Je sais où est mon sac et le récupère vite, j’enlève la combi, m’assois pour tester ma glycémie mais la pluie du départ a empli mon sac et mon testeur est HS….. "Merde!" Ne pas gamberger à cause de ça, Dieu a dit : "La journée aura son lot de problèmes qu’il faudra résoudre posément !" . Je me dis que j’ai confiance en mon protocole d’alimentation, en ma capacité à ressentir les malaises et décide de partir sans me tester. Crème solaire, casque, chaussettes, un barre de céréales et une pâte de fruit et direction le parc. Malgré les 1200 vélos restants, je retrouve plus facilement ma monture que ma voiture sur le parking d’un hypermarché.
-Le vélo
Et c’est parti pour 180km de vélo et je ne sais pas comment ça va se passer. Départ tranquille, je mouline. A part quelques bombes qui appuient déjà fort sur les pédales, les autres semblent dans le même rythme.

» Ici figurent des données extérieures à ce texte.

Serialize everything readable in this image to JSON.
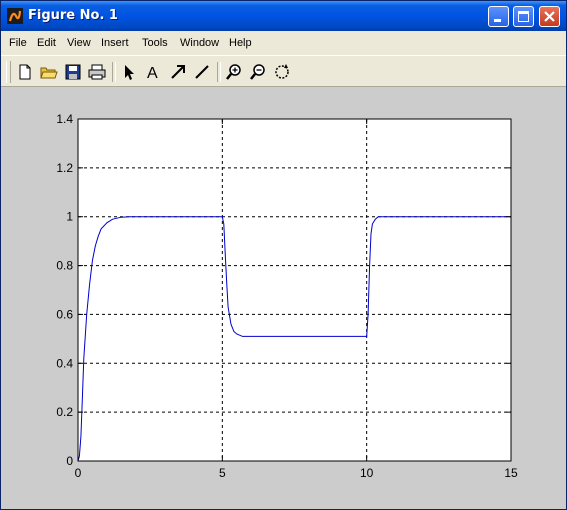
{
  "window": {
    "title": "Figure No. 1"
  },
  "menu": [
    "File",
    "Edit",
    "View",
    "Insert",
    "Tools",
    "Window",
    "Help"
  ],
  "toolbar": {
    "tools": [
      "new-file-icon",
      "open-folder-icon",
      "save-icon",
      "print-icon",
      "arrow-select-icon",
      "insert-text-icon",
      "insert-arrow-icon",
      "insert-line-icon",
      "zoom-in-icon",
      "zoom-out-icon",
      "rotate-icon"
    ]
  },
  "chart_data": {
    "type": "line",
    "title": "",
    "xlabel": "",
    "ylabel": "",
    "xlim": [
      0,
      15
    ],
    "ylim": [
      0,
      1.4
    ],
    "xticks": [
      "0",
      "5",
      "10",
      "15"
    ],
    "yticks": [
      "0",
      "0.2",
      "0.4",
      "0.6",
      "0.8",
      "1",
      "1.2",
      "1.4"
    ],
    "grid": true,
    "series": [
      {
        "color": "#0000cc",
        "x": [
          0,
          0.05,
          0.1,
          0.15,
          0.2,
          0.3,
          0.4,
          0.5,
          0.6,
          0.7,
          0.8,
          1.0,
          1.2,
          1.5,
          1.8,
          5.0,
          5.05,
          5.1,
          5.15,
          5.2,
          5.3,
          5.4,
          5.5,
          5.7,
          5.9,
          6.2,
          10.0,
          10.05,
          10.1,
          10.15,
          10.2,
          10.3,
          10.4,
          10.5,
          10.7,
          15
        ],
        "y": [
          0,
          0.02,
          0.1,
          0.25,
          0.42,
          0.6,
          0.72,
          0.82,
          0.88,
          0.92,
          0.95,
          0.975,
          0.99,
          0.998,
          1.0,
          1.0,
          0.97,
          0.85,
          0.73,
          0.63,
          0.56,
          0.53,
          0.52,
          0.51,
          0.51,
          0.51,
          0.51,
          0.6,
          0.8,
          0.93,
          0.97,
          0.99,
          1.0,
          1.0,
          1.0,
          1.0
        ]
      }
    ]
  }
}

30km : Bernard me dépasse en m’encourageant. Oh là là, soit il est très fort, soit je n’avance pas, que faire ? Rien sinon continuer comme ça, à l’économie, avec alternance d’une pâte de fruits / barre de céréales tous les 15km. El Golfo, Timenfaya, il y a des bosses, du vent de face, du vent de dos… Je m’efforce de garder la position la plus aéro possible. Dieu a dit : "Toujours penser: que puis-je faire à énergie égale pour aller plus vite ? ". Pour l’instant les jambes répondent et je me sens très frais.

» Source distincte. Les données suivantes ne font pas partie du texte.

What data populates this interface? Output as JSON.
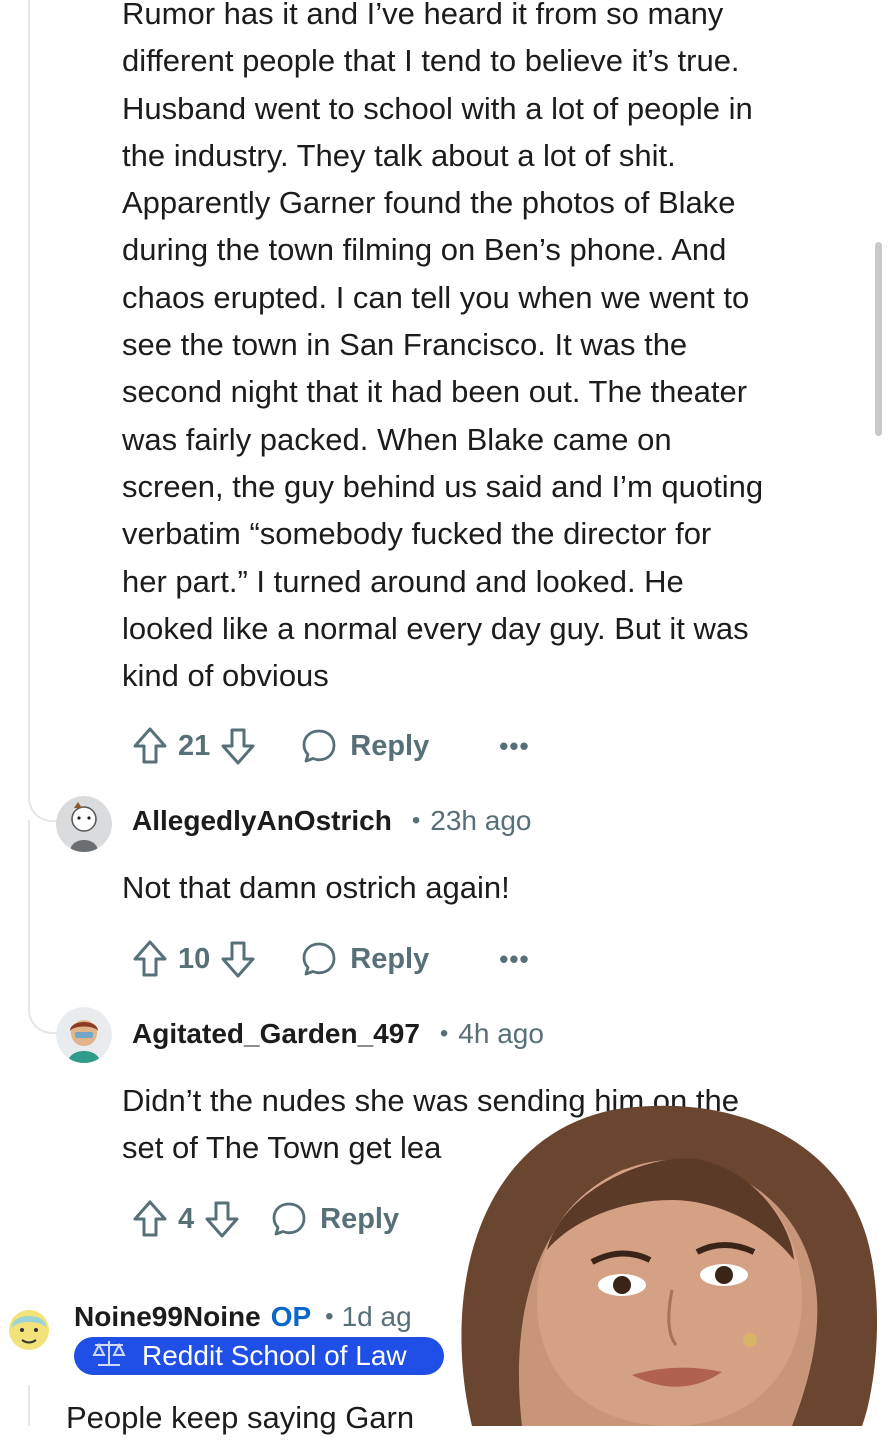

75km : boum badaboum, la fixation de ma sacoche à outils vient de céder, demi tour pour ramasser et tenter de refixer.Yann (le douanier) passe, ralentit et me demande si ça va. Je lui réponds que rien de grave. Il me dit qu’il pense avoir une côte cassée et repart. Pour ne pas perdre trop de temps, je renonce à fixer ma sacoche et la met une poche dorsale. Pas très confort mais risque de crevaison oblige. Je reviens sur le Douanier avant le village de La Santa et me renseigne sur sa blessure. Je lui dis qu’il doit finir même si il a des difficultés respiratoires, lui demande si un médecin a regardé. Pas très cool mais pas trop le choix, je le laisse avec sa souffrance mais 10km plus loin il repasse devant… je ne le verrai plus avant le marathon.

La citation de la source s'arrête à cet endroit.